"I hurt my nose boxing," I explained conversationally, "and cannot now breathe through it. I would like to stay——"
"Can't stay here." he said instantly and incisively; "no time to deal with your case."
"But I can't breathe through my nose."
"Breathe through your mouth," he suggested kindly, but a little coldly.
Now, it is impossible to "wangle" a man who sits over you with a reflecting mirror screwed into his right eye. I vanished with suitable thanks.
Robin had better luck with his ear. He could have stayed on in hospital and would very likely have been invalided back to England eventually. But he absolutely refused to exchange the comfortable security of a bodily affliction for the vivider joys of escape. In spite of my advice to stay in hospital, he decided, to my great delight, that we would try our luck together.

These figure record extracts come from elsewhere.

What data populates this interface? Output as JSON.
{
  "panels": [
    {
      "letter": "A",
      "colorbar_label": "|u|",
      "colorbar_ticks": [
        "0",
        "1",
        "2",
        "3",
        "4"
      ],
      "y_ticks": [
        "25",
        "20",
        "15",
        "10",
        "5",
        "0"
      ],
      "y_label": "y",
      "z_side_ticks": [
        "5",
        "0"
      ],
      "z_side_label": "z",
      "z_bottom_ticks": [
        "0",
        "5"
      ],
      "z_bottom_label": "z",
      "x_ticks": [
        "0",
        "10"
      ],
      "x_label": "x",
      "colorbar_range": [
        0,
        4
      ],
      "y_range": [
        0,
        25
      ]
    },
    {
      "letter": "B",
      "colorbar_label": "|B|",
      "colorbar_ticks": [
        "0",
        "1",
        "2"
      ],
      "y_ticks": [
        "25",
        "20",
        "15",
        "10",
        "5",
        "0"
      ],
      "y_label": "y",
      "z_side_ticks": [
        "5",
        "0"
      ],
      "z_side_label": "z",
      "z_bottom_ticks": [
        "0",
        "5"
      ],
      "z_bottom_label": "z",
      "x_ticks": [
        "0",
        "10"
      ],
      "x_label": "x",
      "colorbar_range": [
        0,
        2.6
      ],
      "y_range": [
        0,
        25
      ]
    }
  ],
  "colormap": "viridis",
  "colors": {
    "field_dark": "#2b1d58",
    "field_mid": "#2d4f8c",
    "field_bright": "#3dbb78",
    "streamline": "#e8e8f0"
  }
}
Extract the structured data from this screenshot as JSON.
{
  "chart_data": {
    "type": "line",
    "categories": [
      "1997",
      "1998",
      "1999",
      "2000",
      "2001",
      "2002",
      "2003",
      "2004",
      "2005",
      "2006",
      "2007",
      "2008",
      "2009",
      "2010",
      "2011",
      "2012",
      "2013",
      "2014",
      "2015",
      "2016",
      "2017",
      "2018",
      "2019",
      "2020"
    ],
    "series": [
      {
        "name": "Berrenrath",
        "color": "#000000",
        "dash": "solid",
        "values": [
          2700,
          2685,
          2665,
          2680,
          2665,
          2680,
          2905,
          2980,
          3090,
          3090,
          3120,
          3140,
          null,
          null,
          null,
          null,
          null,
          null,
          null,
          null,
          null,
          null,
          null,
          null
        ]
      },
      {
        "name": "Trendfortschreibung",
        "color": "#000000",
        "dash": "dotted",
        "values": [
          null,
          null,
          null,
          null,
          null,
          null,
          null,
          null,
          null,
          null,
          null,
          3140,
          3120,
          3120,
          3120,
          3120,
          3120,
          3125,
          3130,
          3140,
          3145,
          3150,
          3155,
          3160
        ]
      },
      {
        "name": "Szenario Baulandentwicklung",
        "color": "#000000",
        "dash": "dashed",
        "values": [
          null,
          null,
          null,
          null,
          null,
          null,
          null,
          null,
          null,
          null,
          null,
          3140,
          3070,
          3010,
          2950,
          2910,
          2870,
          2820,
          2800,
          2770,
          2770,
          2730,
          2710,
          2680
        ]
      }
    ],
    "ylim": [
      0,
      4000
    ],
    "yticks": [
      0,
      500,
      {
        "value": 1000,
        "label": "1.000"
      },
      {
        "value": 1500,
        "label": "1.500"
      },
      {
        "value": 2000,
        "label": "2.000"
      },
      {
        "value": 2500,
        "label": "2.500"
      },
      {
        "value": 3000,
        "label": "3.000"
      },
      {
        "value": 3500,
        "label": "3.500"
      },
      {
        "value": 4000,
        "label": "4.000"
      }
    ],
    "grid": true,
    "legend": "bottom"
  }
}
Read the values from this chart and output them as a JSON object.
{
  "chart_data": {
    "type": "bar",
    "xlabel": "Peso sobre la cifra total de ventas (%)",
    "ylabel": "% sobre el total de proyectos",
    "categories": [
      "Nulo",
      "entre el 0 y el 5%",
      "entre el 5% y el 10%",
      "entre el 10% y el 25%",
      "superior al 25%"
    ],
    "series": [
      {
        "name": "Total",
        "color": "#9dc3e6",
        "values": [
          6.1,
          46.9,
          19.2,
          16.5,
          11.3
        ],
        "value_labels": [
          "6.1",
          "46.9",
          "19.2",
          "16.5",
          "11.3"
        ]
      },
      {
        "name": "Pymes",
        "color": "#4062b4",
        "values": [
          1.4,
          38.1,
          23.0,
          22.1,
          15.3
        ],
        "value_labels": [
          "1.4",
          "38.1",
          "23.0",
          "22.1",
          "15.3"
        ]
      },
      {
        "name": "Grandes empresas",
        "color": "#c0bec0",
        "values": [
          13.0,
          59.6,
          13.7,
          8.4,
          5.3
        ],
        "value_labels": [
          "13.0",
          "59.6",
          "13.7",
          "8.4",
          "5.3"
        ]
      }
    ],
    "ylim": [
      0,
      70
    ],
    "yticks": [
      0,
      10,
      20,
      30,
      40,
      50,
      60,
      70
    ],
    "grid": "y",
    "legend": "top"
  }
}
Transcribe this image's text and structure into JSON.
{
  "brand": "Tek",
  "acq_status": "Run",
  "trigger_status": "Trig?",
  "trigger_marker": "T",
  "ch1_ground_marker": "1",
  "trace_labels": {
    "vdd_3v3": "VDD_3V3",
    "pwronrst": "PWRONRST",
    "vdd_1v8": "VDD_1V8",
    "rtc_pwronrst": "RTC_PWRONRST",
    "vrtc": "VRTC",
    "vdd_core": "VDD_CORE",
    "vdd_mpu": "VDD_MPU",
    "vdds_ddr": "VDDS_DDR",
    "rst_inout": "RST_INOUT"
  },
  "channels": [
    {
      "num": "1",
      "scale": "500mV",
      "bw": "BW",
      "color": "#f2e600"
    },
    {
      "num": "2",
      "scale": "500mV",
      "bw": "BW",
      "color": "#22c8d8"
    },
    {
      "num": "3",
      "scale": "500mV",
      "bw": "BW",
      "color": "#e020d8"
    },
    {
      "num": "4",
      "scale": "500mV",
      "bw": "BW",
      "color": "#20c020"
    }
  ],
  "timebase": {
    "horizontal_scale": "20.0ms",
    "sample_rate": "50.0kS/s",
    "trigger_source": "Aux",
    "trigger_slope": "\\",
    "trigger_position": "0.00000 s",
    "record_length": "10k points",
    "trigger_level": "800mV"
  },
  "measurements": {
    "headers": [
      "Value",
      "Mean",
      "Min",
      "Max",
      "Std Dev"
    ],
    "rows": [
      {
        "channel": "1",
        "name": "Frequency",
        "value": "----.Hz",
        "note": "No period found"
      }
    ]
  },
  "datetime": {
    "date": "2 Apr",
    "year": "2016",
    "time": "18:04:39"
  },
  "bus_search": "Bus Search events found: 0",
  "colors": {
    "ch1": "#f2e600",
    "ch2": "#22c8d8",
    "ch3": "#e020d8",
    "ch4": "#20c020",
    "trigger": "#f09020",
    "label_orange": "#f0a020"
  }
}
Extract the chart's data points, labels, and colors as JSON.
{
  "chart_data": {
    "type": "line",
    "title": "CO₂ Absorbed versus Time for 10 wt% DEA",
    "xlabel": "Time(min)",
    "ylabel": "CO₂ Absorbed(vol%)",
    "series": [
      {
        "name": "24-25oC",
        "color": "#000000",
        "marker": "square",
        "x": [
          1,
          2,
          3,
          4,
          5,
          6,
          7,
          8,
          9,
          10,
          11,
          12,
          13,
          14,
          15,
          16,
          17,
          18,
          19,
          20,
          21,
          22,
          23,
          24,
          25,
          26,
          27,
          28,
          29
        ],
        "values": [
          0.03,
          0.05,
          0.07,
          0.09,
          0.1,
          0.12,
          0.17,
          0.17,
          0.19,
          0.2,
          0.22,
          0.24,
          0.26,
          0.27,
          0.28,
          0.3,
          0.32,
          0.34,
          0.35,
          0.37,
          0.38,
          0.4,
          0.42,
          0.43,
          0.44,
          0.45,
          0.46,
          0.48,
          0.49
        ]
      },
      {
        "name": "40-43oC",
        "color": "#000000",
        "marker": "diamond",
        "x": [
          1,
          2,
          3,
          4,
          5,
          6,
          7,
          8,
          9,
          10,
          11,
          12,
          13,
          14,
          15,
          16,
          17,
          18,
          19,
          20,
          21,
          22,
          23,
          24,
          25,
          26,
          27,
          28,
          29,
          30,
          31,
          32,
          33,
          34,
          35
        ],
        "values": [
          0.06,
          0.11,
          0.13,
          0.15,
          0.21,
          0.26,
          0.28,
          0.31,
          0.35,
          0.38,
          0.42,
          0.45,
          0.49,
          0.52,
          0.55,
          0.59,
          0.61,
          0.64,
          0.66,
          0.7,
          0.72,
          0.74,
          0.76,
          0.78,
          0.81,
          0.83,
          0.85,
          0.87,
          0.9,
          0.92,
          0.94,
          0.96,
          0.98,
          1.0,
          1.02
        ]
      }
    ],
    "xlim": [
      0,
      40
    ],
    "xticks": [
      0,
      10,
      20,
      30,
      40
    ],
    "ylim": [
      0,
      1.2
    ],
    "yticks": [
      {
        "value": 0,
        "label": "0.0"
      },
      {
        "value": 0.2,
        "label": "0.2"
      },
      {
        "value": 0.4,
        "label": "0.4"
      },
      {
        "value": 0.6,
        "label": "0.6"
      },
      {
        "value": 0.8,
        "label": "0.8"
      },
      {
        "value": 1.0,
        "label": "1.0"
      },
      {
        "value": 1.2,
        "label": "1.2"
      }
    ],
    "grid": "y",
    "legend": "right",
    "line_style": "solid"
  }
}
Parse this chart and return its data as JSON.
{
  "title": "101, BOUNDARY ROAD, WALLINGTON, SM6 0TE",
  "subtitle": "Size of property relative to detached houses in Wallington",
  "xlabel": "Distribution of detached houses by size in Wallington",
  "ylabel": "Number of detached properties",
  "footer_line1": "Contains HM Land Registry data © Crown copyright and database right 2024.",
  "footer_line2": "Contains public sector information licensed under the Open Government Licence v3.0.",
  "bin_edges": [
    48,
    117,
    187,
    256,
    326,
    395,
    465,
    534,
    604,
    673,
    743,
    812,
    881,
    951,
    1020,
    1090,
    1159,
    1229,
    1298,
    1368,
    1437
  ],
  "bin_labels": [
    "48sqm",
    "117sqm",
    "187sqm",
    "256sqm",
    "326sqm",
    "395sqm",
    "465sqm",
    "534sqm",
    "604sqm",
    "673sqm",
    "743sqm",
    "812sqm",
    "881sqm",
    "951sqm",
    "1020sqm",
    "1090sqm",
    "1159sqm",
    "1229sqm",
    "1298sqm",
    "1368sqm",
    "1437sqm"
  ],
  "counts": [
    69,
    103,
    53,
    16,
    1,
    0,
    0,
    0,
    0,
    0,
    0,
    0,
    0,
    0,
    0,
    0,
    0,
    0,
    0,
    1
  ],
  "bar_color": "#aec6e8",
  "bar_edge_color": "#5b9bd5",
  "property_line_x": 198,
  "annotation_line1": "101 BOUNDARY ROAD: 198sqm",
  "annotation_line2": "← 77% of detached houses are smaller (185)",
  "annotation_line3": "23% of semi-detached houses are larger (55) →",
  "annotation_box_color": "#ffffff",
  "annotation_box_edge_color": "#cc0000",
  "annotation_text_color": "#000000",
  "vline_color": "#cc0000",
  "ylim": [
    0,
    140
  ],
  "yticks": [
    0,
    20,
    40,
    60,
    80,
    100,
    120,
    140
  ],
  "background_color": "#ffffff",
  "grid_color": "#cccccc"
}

All hope of remaining in hospital was now at an end.
That evening at sunset we were in the garden, looking across the blue waters of the Marmora to the mosques and minarets of old Stamboul, flushed with the loveliest tints of pink.
It was the last evening but one of Ramazan. To-morrow the crescent of the new moon would appear over the dome of San Sofia, as a sign to all that the fast had ended, and the time of rejoicing come. Between that moon and the next moon an unknown future lay before us. And whatever our fate, it was sure to be something exciting.